Pray for the grace of accuracy
Vermeer1 gave to the sun's illumination
stealing like the tide across a map
to his girl solid with yearning.
We are poor passing facts,
warned by that to give
each figure in the photograph
his living name.

(Day by Day, 1977)

 

1Johannes Vermeer or Jan Vermeer (October 31, 1632 - buried on December 15, 1675) was a Dutch painter, who lived and worked in Delft. He is also sometimes referred to as Vermeer of Delft or Johannes van der Meer. Alongside Rembrandt, Vermeer is the best known painter of the Dutch Golden Age, and his paintings are admired for their transparent colours, careful composition, and brilliant use of light.
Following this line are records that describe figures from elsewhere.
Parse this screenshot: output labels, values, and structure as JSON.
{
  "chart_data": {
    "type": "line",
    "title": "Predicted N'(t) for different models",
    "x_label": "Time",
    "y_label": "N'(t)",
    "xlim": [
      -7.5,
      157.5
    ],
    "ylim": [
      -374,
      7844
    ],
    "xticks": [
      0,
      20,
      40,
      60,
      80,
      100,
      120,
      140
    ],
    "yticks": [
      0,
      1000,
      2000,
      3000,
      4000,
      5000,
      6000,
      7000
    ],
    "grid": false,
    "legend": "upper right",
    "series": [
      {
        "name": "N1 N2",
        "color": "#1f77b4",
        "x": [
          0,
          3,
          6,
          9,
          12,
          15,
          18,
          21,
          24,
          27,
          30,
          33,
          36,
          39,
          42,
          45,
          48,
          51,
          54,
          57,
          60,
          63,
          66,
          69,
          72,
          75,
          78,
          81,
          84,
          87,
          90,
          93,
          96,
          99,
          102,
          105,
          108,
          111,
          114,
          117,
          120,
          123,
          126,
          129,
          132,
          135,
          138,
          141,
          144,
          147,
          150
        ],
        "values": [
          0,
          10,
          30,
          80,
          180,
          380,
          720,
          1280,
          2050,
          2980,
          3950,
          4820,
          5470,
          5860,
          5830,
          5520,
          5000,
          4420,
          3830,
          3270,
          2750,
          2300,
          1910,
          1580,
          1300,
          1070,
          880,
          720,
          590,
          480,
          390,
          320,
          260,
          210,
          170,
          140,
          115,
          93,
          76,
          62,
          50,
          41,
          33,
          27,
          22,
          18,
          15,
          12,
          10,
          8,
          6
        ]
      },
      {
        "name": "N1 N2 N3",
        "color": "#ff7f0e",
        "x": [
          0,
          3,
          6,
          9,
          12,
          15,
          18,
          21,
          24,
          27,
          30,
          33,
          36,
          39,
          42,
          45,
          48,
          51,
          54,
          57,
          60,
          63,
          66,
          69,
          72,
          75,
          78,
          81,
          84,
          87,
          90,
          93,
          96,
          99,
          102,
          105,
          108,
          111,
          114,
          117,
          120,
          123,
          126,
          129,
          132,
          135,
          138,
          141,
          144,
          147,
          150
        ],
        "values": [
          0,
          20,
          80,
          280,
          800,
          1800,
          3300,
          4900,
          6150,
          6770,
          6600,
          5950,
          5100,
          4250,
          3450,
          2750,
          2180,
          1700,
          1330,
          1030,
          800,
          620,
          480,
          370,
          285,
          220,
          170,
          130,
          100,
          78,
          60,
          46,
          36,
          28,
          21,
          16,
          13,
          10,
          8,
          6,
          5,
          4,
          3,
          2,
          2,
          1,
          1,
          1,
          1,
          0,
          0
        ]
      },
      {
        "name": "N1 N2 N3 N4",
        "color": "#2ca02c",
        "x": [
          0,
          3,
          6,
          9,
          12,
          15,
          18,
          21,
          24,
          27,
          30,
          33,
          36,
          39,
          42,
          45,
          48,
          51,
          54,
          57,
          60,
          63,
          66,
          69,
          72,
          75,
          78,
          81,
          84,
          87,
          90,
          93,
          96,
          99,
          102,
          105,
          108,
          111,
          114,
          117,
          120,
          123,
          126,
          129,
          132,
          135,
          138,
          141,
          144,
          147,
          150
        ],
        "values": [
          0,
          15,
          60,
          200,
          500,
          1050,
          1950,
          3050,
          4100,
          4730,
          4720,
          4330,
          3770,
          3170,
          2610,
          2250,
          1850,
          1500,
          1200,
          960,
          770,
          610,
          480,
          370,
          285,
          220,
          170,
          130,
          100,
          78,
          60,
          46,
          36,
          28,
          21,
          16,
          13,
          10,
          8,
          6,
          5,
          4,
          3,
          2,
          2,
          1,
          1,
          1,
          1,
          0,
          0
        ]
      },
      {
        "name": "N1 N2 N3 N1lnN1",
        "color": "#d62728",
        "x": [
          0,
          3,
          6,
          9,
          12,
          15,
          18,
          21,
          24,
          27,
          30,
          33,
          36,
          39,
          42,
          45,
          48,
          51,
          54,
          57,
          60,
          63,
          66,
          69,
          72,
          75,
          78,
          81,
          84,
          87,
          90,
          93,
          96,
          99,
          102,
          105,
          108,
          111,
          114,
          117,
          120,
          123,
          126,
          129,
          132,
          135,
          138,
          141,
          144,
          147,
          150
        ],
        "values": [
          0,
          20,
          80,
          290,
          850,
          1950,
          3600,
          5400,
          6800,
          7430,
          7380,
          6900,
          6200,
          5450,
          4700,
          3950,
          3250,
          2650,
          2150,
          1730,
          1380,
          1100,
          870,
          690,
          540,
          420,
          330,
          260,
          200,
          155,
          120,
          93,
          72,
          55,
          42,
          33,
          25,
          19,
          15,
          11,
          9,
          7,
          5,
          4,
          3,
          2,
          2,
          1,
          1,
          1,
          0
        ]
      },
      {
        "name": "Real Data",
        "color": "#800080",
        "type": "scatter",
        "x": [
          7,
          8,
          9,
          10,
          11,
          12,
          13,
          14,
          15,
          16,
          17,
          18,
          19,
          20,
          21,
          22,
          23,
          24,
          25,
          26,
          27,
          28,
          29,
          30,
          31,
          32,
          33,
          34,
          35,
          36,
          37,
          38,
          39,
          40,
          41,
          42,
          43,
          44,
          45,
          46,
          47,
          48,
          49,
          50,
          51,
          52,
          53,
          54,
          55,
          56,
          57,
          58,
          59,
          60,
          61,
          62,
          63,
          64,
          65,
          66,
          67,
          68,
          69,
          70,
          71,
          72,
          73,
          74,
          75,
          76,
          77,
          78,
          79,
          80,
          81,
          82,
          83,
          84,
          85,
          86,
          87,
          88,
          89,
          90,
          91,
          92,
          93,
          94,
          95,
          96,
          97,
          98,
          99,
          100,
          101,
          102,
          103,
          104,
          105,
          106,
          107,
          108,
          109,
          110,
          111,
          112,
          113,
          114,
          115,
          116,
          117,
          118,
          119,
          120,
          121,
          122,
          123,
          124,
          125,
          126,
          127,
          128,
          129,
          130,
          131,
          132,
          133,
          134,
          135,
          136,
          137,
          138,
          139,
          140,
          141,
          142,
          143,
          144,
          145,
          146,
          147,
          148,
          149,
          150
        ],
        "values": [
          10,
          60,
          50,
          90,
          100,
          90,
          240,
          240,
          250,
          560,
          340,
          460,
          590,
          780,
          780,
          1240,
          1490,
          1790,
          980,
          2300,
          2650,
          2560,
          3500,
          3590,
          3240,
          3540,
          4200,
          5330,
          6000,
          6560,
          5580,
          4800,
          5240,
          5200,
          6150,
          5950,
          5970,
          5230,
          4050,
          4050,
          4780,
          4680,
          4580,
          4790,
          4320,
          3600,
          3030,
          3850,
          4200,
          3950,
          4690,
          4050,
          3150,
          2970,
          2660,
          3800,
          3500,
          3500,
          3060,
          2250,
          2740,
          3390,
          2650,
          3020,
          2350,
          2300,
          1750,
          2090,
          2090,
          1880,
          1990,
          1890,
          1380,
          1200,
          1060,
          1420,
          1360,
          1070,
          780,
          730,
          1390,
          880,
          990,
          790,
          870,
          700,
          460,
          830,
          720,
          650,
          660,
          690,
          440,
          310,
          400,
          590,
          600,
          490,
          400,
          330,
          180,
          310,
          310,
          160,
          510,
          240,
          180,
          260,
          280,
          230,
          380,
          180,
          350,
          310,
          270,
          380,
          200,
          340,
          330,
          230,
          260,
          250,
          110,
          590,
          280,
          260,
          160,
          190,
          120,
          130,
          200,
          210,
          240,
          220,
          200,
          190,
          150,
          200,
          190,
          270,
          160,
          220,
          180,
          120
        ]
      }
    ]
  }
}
Although his choice of subject matter, colors, and composition was similar to that of certain contemporaries (especially Pieter de Hooch,Vermeer acheived a timeless, monumental quality in his paintings that places it on a level all its own. His total production was extremely small by the standards of the time, perhaps 50 paintings in all, of which approximately 35 have survived. His current reputation is a recent phenomenon; all but forgotten, he was "rediscovered" by the French writer, critic, and activist Thore-Burger in the mid-19th Century, and his stature has been on the ascent ever since.